Ford to focus on new hybrid Escape
TRAVERSE CITY - Ford Motor Co. likely won't join in on an automaker lawsuit in California against strict pollution measures, preferring instead a kinder, gentler approach. Part of that approach is Ford's new hybrid Escape sport utility vehicle, which will probably get 40 miles per gallon and should be on the road next year.
Sue Cischke, Ford vice president of environmental and safety engineering, said Thursday the new hybrid Ford Escape should get around that mileage in city driving when it goes on the road next year, but it will also cost more.
"We haven't set the price yet," she said, but the price tag will be higher than a conventional Escape, which is why Ford is hoping consumers who do purchase one will be able to use state and federal tax credits.
"Consumers want safer, more reliable and more eco-friendly vehicles at a lower price," she said in her speech to the annual management briefing sponsored by the University of Michigan and Center For Automotive Research.
Cischke also said Ford was interested in trying to find some sort of common ground with regulators in California, which recently passed tough new curbs on the emissions of carbon dioxide.
The Alliance For Automotive Manufacturers is expected to sue to stop California from imposing the new greenhouse-gas curbs.
However, William Clay Ford Jr., Ford's chief executive officer, said Ford probably will not join in the suit.

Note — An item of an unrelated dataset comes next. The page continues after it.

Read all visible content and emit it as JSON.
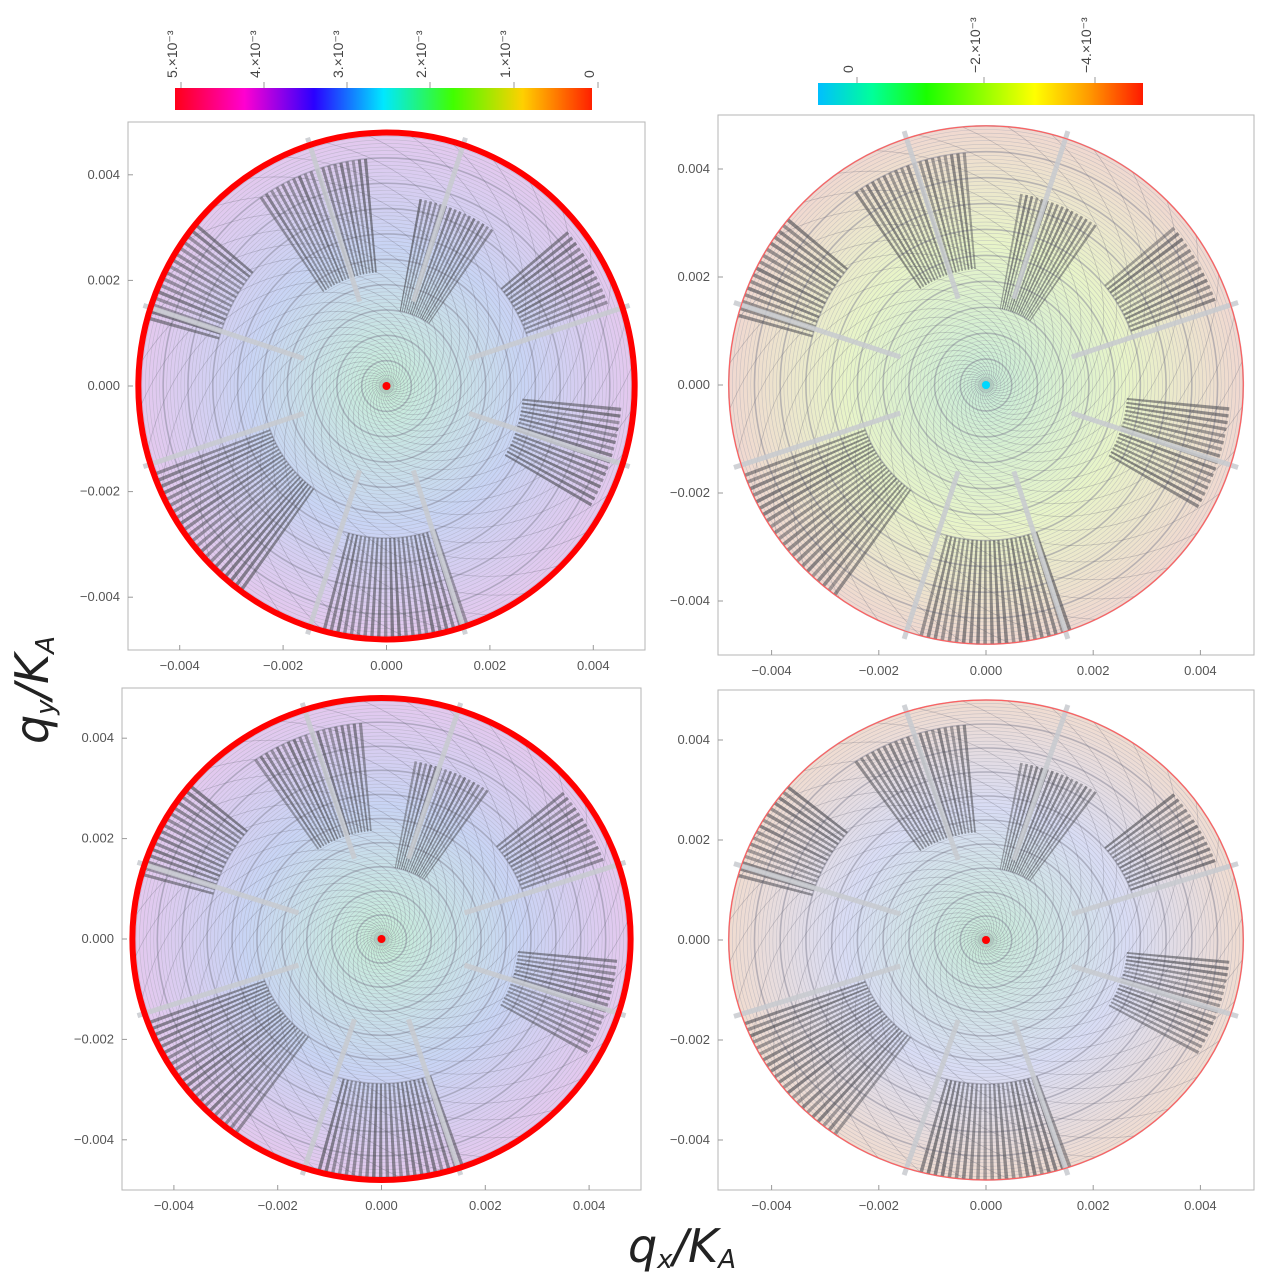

The battle between automakers and environmentalists has become pretty heated in California and the best course might to pull back from a confrontation with the state's powerful regulators.
"I think the best thing we can do is try to lower the temperature in California," Ford told reporters.

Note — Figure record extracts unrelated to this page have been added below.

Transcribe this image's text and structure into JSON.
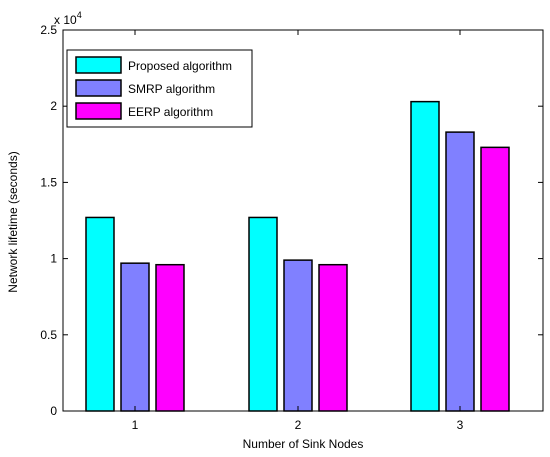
{
  "chart_data": {
    "type": "bar",
    "categories": [
      "1",
      "2",
      "3"
    ],
    "series": [
      {
        "name": "Proposed algorithm",
        "color": "#00FFFF",
        "values": [
          12700,
          12700,
          20300
        ]
      },
      {
        "name": "SMRP algorithm",
        "color": "#8080FF",
        "values": [
          9700,
          9900,
          18300
        ]
      },
      {
        "name": "EERP algorithm",
        "color": "#FF00FF",
        "values": [
          9600,
          9600,
          17300
        ]
      }
    ],
    "xlabel": "Number of Sink Nodes",
    "ylabel": "Network lifetime (seconds)",
    "ylim": [
      0,
      25000
    ],
    "y_ticks": [
      0,
      5000,
      10000,
      15000,
      20000,
      25000
    ],
    "y_tick_labels": [
      "0",
      "0.5",
      "1",
      "1.5",
      "2",
      "2.5"
    ],
    "y_exponent_base": "x 10",
    "y_exponent_power": "4",
    "grid": false,
    "legend_position": "top-left"
  }
}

"During the nearly 25 years I've worked in the industry, the love affair people had with the automobile has grown stale and, some would say, is even dying."
Ford also said he was relieved that Rep. John Dingell, D.-Mich., one of the auto industry's top Congressional defenders, survived a tough primary challenge from Rep. Lynn Rivers. Rivers campaign was helped by environmental groups.

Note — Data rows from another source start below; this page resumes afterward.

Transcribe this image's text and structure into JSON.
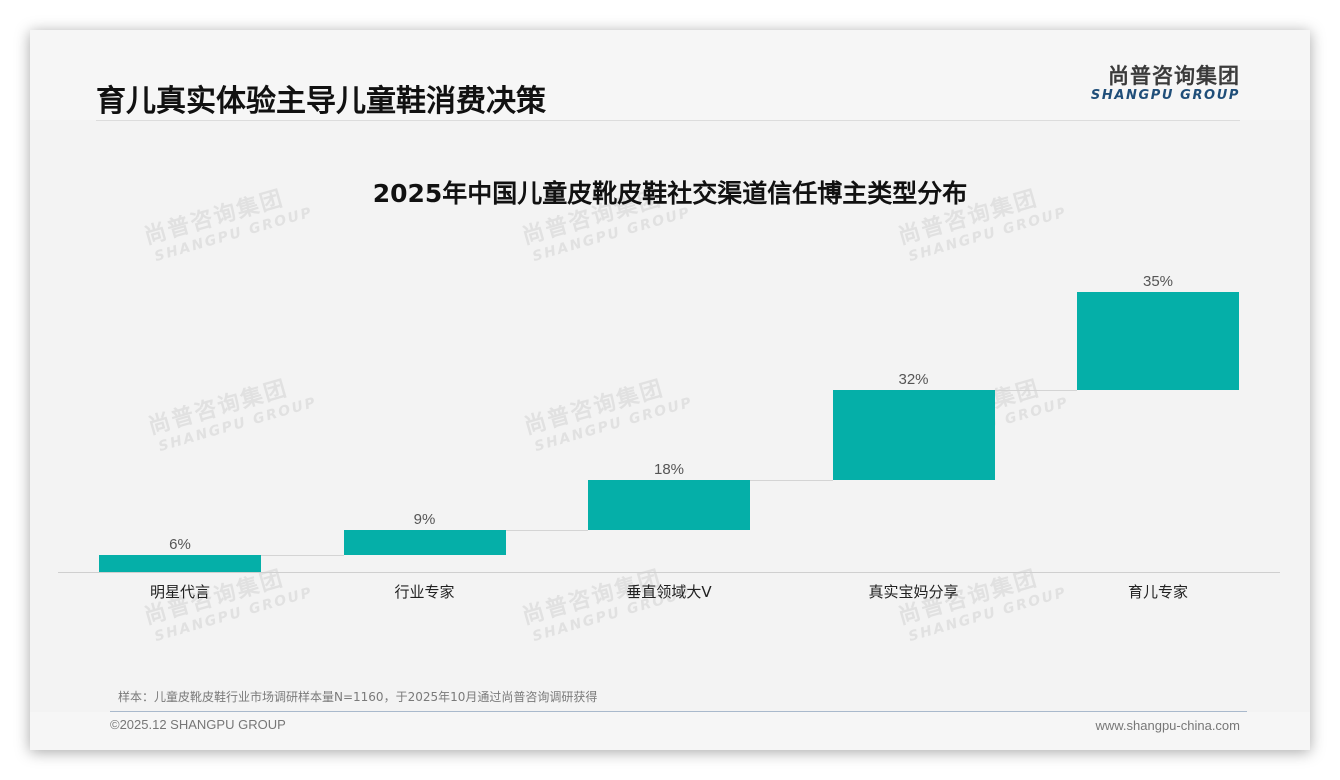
{
  "header": {
    "title": "育儿真实体验主导儿童鞋消费决策",
    "logo_cn": "尚普咨询集团",
    "logo_en": "SHANGPU GROUP"
  },
  "watermark": {
    "cn": "尚普咨询集团",
    "en": "SHANGPU GROUP"
  },
  "chart_data": {
    "type": "bar",
    "subtype": "waterfall",
    "title": "2025年中国儿童皮靴皮鞋社交渠道信任博主类型分布",
    "categories": [
      "明星代言",
      "行业专家",
      "垂直领域大V",
      "真实宝妈分享",
      "育儿专家"
    ],
    "values": [
      6,
      9,
      18,
      32,
      35
    ],
    "value_labels": [
      "6%",
      "9%",
      "18%",
      "32%",
      "35%"
    ],
    "cumulative_start": [
      0,
      6,
      15,
      33,
      65
    ],
    "cumulative_end": [
      6,
      15,
      33,
      65,
      100
    ],
    "xlabel": "",
    "ylabel": "",
    "ylim": [
      0,
      100
    ],
    "grid": false,
    "legend": "none",
    "bar_color": "#05afa8"
  },
  "footer": {
    "note": "样本：儿童皮靴皮鞋行业市场调研样本量N=1160，于2025年10月通过尚普咨询调研获得",
    "copyright": "©2025.12 SHANGPU GROUP",
    "website": "www.shangpu-china.com"
  }
}
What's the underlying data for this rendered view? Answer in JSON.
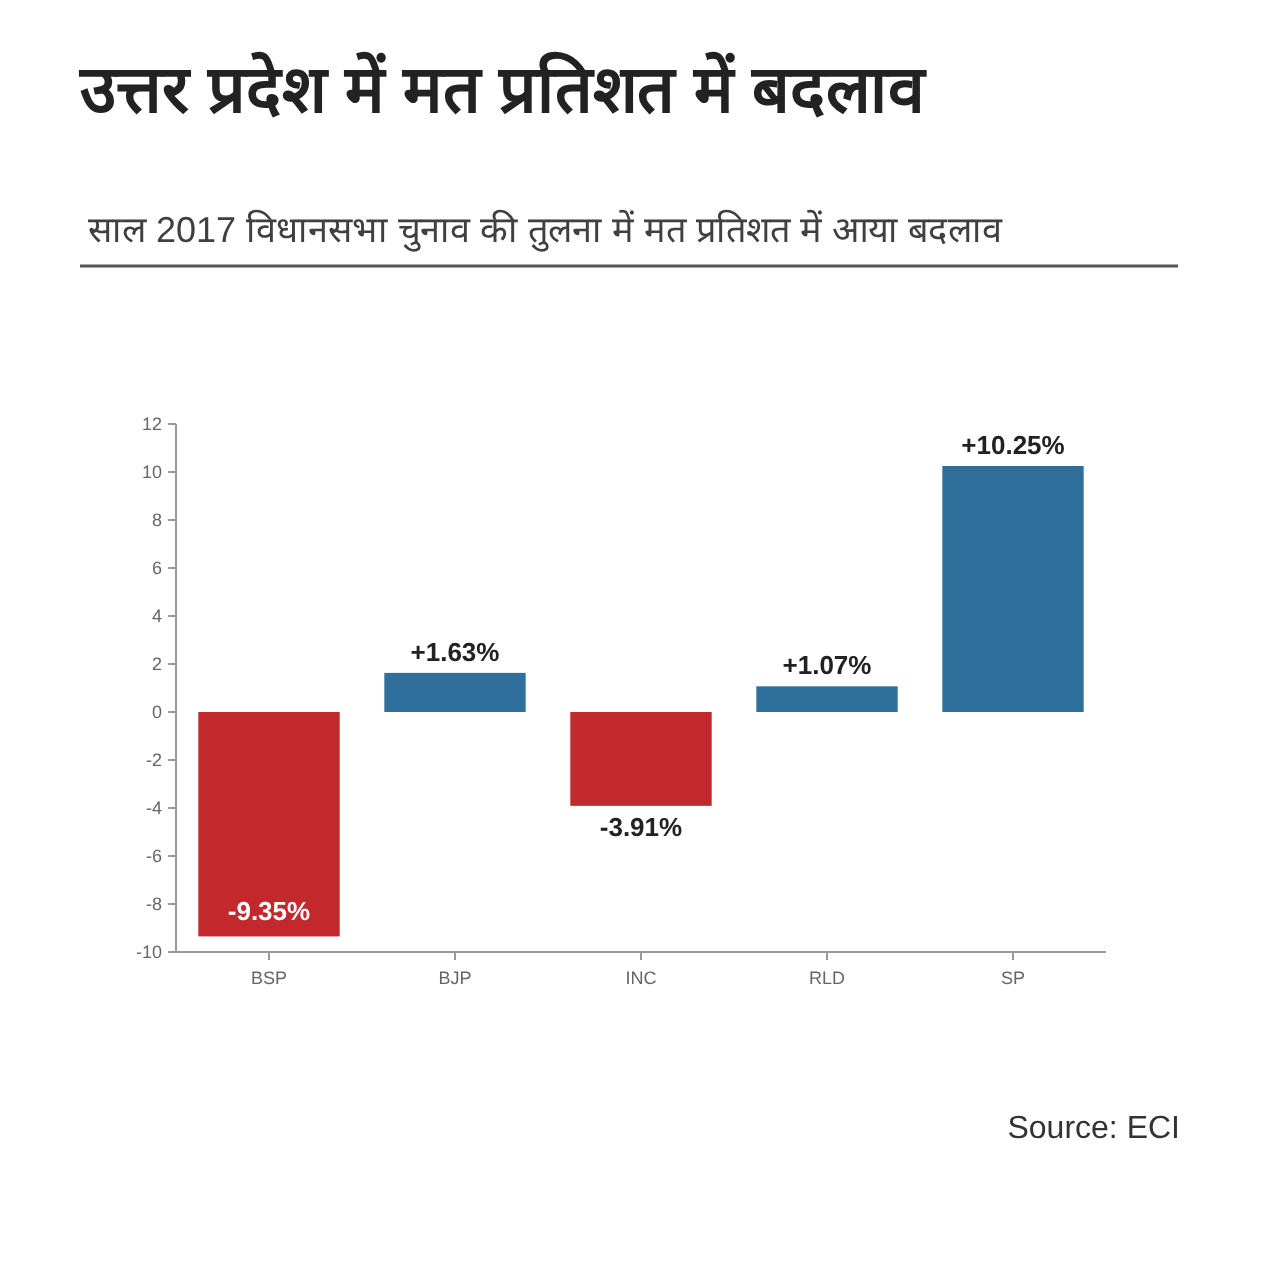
{
  "chart_data": {
    "type": "bar",
    "title": "उत्तर प्रदेश में मत प्रतिशत में बदलाव",
    "subtitle": "साल 2017 विधानसभा चुनाव की तुलना में मत प्रतिशत में आया बदलाव",
    "categories": [
      "BSP",
      "BJP",
      "INC",
      "RLD",
      "SP"
    ],
    "values": [
      -9.35,
      1.63,
      -3.91,
      1.07,
      10.25
    ],
    "colors": [
      "#c3282d",
      "#2e6f9c",
      "#c3282d",
      "#2e6f9c",
      "#2e6f9c"
    ],
    "value_labels": [
      "-9.35%",
      "+1.63%",
      "-3.91%",
      "+1.07%",
      "+10.25%"
    ],
    "ylim": [
      -10,
      12
    ],
    "yticks": [
      -10,
      -8,
      -6,
      -4,
      -2,
      0,
      2,
      4,
      6,
      8,
      10,
      12
    ],
    "annotations": [
      "Source: ECI"
    ]
  }
}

Cischke said diesel engines, for example, could play a role in helping resolve the complicated questions involving fuel economy and emissions.
The new generations of diesel engines are much better than those used by automakers 20 years ago, but those engines still have a negative image that's difficult for the automakers to overcome, several executives noted this week.
Kurt Liedtke, chief executive of Robert Bosch gmbh, one of the industry's top suppliers, said industry representatives should sit down with government and environmental groups to try to hammer out a coherent approach to environmental and fuel economy issues.
"The U.S. has no apparent near-term comprehensive energy solutions that have been put forth by the industry, even though technology may exist to help alleviate our current energy challenges," said David Cole, president of the Center For Automotive Research in Ann Arbor.